Table of Contents
State Attorney General’s Officers, the FBI, and other law enforcement agencies have dedicated teams that solely investigate financial practices of doctors’ offices and health care providers, including looking for Stark Law and Anti-Kickback Violations. Once such an investigation commences it is important to be proactive and establish a lack of culpability or at least attempt to mitigate criminal and civil exposure. It is also important to start making a case to Assistant United States Attorneys and investigating agencies on the front end of an investigation.
The legislation is named after its sponsor, Pete Stark, and it prohibits physician self-referral. “Physician self-referral is the practice of a physician referring a patient to a medical facility in which he has a financial interest, be it ownership, or a structured compensation arrangement.”
The practice is proscribed under 42 USC 1395nn. This statute calls for a potential civil fine of up to $15,000 for each instance of self-dealing.
The number of professionals, combined with the number of venues for treatment (hospitals, offices, or clinics) creates a myriad of commercial opportunities. For example, one particular doctor may have the right to perform services at multiple hospitals. In addition to providing treatment, that doctor may order treatment at a particular facility to be performed by a third party. This is where the Stark Law comes into play. Put simply, this law is meant to address inherent conflicts of interest.
Also presenting challenges for politicians and taxpayers is the fact that oftentimes doctors themselves have ownership interests in various clinics or hospitals.
It is also important to recognize that this law not only prohibits self-dealing in terms of medical treatment but also includes referrals for ‘designated health services’ which include
(A) Clinical laboratory services.
(B) Physical therapy services.
(C) Occupational therapy services.
(D) Radiology services, including magnetic resonance imaging, computerized axial tomography scans, and ultrasound services.
(E) Radiation therapy services and supplies.
(F) Durable medical equipment and supplies.
(G) Parenteral and enteral nutrients, equipment, and supplies.
(H) Prosthetics, orthotics, and prosthetic devices and supplies.
(I) Home health services.
(J) Outpatient prescription drugs.
(K) Inpatient and outpatient hospital services.
(L) Outpatient speech-language pathology services.
A simple example of self-referral includes a doctor calling for a patient to get a blood draw at a particular hospital where that doctor may have an ownership interest. While the doctor may not be directly paid for that bloodwork, he or she indirectly receives a benefit related to the revenue of the hospital he or she partially owns. This is the conflict of interest that proponents of this law claim drives up the costs of healthcare and stifles competition.

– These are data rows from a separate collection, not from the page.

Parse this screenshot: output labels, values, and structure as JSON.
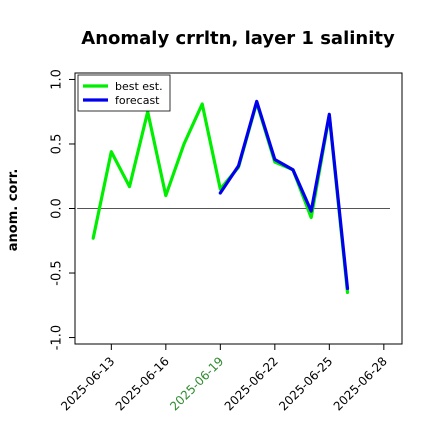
{
  "chart_data": {
    "type": "line",
    "title": "Anomaly crrltn, layer 1 salinity",
    "xlabel": "",
    "ylabel": "anom. corr.",
    "ylim": [
      -1.05,
      1.05
    ],
    "y_ticks": [
      "-1.0",
      "-0.5",
      "0.0",
      "0.5",
      "1.0"
    ],
    "y_tick_values": [
      -1.0,
      -0.5,
      0.0,
      0.5,
      1.0
    ],
    "x_tick_labels": [
      "2025-06-13",
      "2025-06-16",
      "2025-06-19",
      "2025-06-22",
      "2025-06-25",
      "2025-06-28"
    ],
    "x_tick_days": [
      13,
      16,
      19,
      22,
      25,
      28
    ],
    "highlighted_tick": "2025-06-19",
    "highlight_color": "#2e8b2e",
    "xlim_days": [
      11,
      29
    ],
    "zero_line": 0.0,
    "grid": false,
    "legend_position": "top-left",
    "x_days": [
      12,
      13,
      14,
      15,
      16,
      17,
      18,
      19,
      20,
      21,
      22,
      23,
      24,
      25,
      26
    ],
    "series": [
      {
        "name": "best est.",
        "color": "#00ee00",
        "values": [
          -0.23,
          0.44,
          0.17,
          0.75,
          0.1,
          0.5,
          0.81,
          0.15,
          0.32,
          0.82,
          0.36,
          0.3,
          -0.07,
          0.72,
          -0.65
        ]
      },
      {
        "name": "forecast",
        "color": "#0000ee",
        "values": [
          null,
          null,
          null,
          null,
          null,
          null,
          null,
          0.12,
          0.33,
          0.83,
          0.38,
          0.3,
          -0.02,
          0.73,
          -0.62
        ]
      }
    ]
  }
}
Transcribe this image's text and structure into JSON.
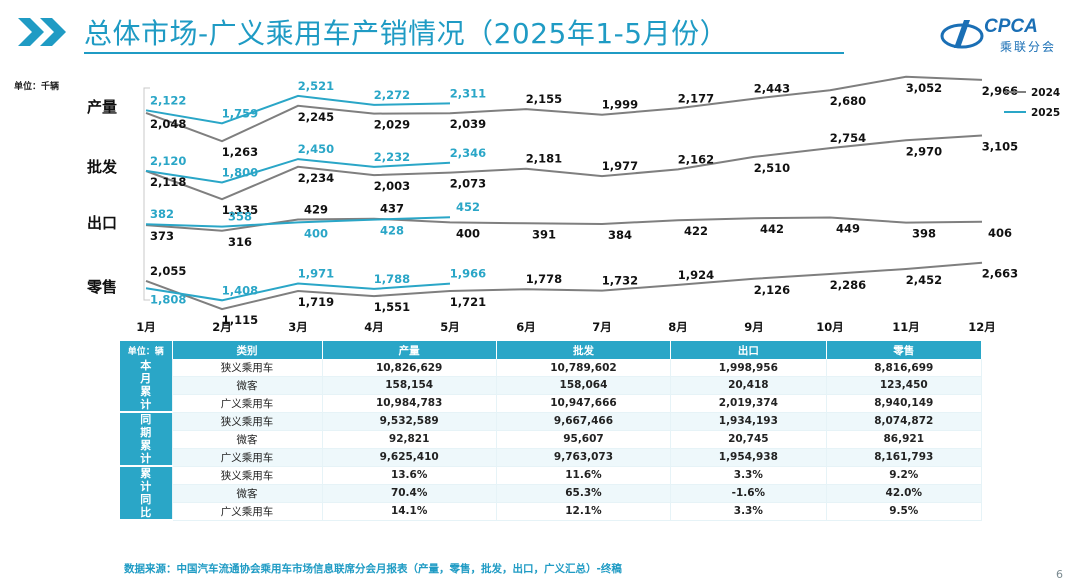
{
  "header": {
    "title": "总体市场-广义乘用车产销情况（2025年1-5月份）",
    "logo_text": "CPCA",
    "logo_sub": "乘联分会",
    "accent_color": "#1f9bc4"
  },
  "unit_label": "单位：千辆",
  "chart_data": {
    "type": "line",
    "categories": [
      "1月",
      "2月",
      "3月",
      "4月",
      "5月",
      "6月",
      "7月",
      "8月",
      "9月",
      "10月",
      "11月",
      "12月"
    ],
    "legend": [
      "2024",
      "2025"
    ],
    "legend_placement": "top-right",
    "series_colors": {
      "2024": "#7f7f7f",
      "2025": "#2aa6c7"
    },
    "panels": [
      {
        "label": "产量",
        "s2024": [
          2048,
          1263,
          2245,
          2029,
          2039,
          2155,
          1999,
          2177,
          2443,
          2680,
          3052,
          2966
        ],
        "s2025": [
          2122,
          1759,
          2521,
          2272,
          2311
        ],
        "label_2024_pos": [
          "below",
          "below",
          "below",
          "below",
          "below",
          "above",
          "above",
          "above",
          "above",
          "below",
          "below",
          "below"
        ],
        "label_2025_pos": [
          "above",
          "above",
          "above",
          "above",
          "above"
        ]
      },
      {
        "label": "批发",
        "s2024": [
          2118,
          1335,
          2234,
          2003,
          2073,
          2181,
          1977,
          2162,
          2510,
          2754,
          2970,
          3105
        ],
        "s2025": [
          2120,
          1800,
          2450,
          2232,
          2346
        ],
        "label_2024_pos": [
          "below",
          "below",
          "below",
          "below",
          "below",
          "above",
          "above",
          "above",
          "below",
          "above",
          "below",
          "below"
        ],
        "label_2025_pos": [
          "above",
          "above",
          "above",
          "above",
          "above"
        ]
      },
      {
        "label": "出口",
        "s2024": [
          373,
          316,
          429,
          437,
          400,
          391,
          384,
          422,
          442,
          449,
          398,
          406
        ],
        "s2025": [
          382,
          358,
          400,
          428,
          452
        ],
        "label_2024_pos": [
          "below",
          "below",
          "above",
          "above",
          "below",
          "below",
          "below",
          "below",
          "below",
          "below",
          "below",
          "below"
        ],
        "label_2025_pos": [
          "above",
          "above",
          "below",
          "below",
          "above"
        ]
      },
      {
        "label": "零售",
        "s2024": [
          2055,
          1115,
          1719,
          1551,
          1721,
          1778,
          1732,
          1924,
          2126,
          2286,
          2452,
          2663
        ],
        "s2025": [
          1808,
          1408,
          1971,
          1788,
          1966
        ],
        "label_2024_pos": [
          "above",
          "below",
          "below",
          "below",
          "below",
          "above",
          "above",
          "above",
          "below",
          "below",
          "below",
          "below"
        ],
        "label_2025_pos": [
          "below",
          "above",
          "above",
          "above",
          "above"
        ]
      }
    ]
  },
  "table": {
    "unit": "单位：辆",
    "headers": [
      "类别",
      "产量",
      "批发",
      "出口",
      "零售"
    ],
    "groups": [
      {
        "name": "本月累计",
        "rows": [
          [
            "狭义乘用车",
            "10,826,629",
            "10,789,602",
            "1,998,956",
            "8,816,699"
          ],
          [
            "微客",
            "158,154",
            "158,064",
            "20,418",
            "123,450"
          ],
          [
            "广义乘用车",
            "10,984,783",
            "10,947,666",
            "2,019,374",
            "8,940,149"
          ]
        ]
      },
      {
        "name": "同期累计",
        "rows": [
          [
            "狭义乘用车",
            "9,532,589",
            "9,667,466",
            "1,934,193",
            "8,074,872"
          ],
          [
            "微客",
            "92,821",
            "95,607",
            "20,745",
            "86,921"
          ],
          [
            "广义乘用车",
            "9,625,410",
            "9,763,073",
            "1,954,938",
            "8,161,793"
          ]
        ]
      },
      {
        "name": "累计同比",
        "rows": [
          [
            "狭义乘用车",
            "13.6%",
            "11.6%",
            "3.3%",
            "9.2%"
          ],
          [
            "微客",
            "70.4%",
            "65.3%",
            "-1.6%",
            "42.0%"
          ],
          [
            "广义乘用车",
            "14.1%",
            "12.1%",
            "3.3%",
            "9.5%"
          ]
        ]
      }
    ]
  },
  "source": "数据来源：中国汽车流通协会乘用车市场信息联席分会月报表（产量，零售，批发，出口，广义汇总）-终稿",
  "page_number": "6"
}
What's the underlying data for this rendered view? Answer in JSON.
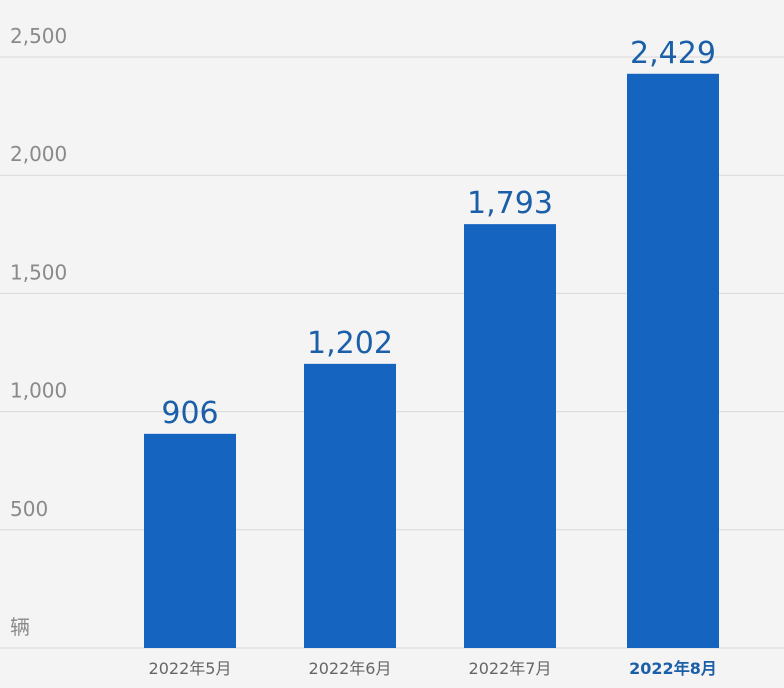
{
  "chart_data": {
    "type": "bar",
    "categories": [
      "2022年5月",
      "2022年6月",
      "2022年7月",
      "2022年8月"
    ],
    "values": [
      906,
      1202,
      1793,
      2429
    ],
    "value_labels": [
      "906",
      "1,202",
      "1,793",
      "2,429"
    ],
    "color": "#1565c0",
    "highlight_category": 3,
    "ylim": [
      0,
      2500
    ],
    "yticks": [
      {
        "value": 0,
        "label": "辆"
      },
      500,
      {
        "value": 1000,
        "label": "1,000"
      },
      {
        "value": 1500,
        "label": "1,500"
      },
      {
        "value": 2000,
        "label": "2,000"
      },
      {
        "value": 2500,
        "label": "2,500"
      }
    ],
    "grid": true
  }
}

Stark Law penalties are serious and can have a massive financial impact upon medical practitioners. First, the civil fines are substantial. Second, Medicaid and Medicare may take administrative steps to revoke access to their billing systems which could cripple the provider’s business altogether.
Self-dealing is not identical to criminal activities that are the subject of federal prosecutions. For example, the recent Toussaint case involving 21 persons accused of fraud under a conspiracy indictment in Dallas, is a case involving allegations of improper financial practices by healthcare providers. Unlike Stark Law cases. This matter involves improper direct compensation and is not merely civil in nature. These cases involve alleged violations of anti-kickback statutes and bribery.
Though similar, bribes and kickbacks are criminal violations under 42 U.S.C.A. § 1320a-7b. These statutes do not specifically address self-dealing but rather prohibit the practice of paying fees to persons for requesting medical services. For example, if a healthy person seeks home health services under the Medicaid program and is paid $50 each time a nurse visits his or her home by a company that bills Medicaid several hundred dollars to the U.S. Government for each visit, is helping to violate this law. Any knowing participant of the home health company, as well as any physician who knowingly represents to the Government that such services are necessary (knowing that they aren’t) would also be in violation of the statute and exposed to a potential 5 year term of imprisonment.
For physicians, nurses, and other professionals, including office staff, facing either of these types of investigations, it is important to treat them as seriously as any other federal offense. Speaking with investigators can result in the disclosure of information that may be interpreted in ways that could be used against the individual at a later time. It is also important to ensure that documents and records within a particular health provider’s office are thoroughly reviewed to ensure the Government’s investigators correctly understand them. It is also important for defense professionals to begin compiling evidence showing a lack of intent to self-deal or absence of any illegal remuneration being sent or received by the target of the investigation. Further, it is necessary for such practitioners to take steps to challenge the methodology used by investigators to establish any improper financial relationship or transaction.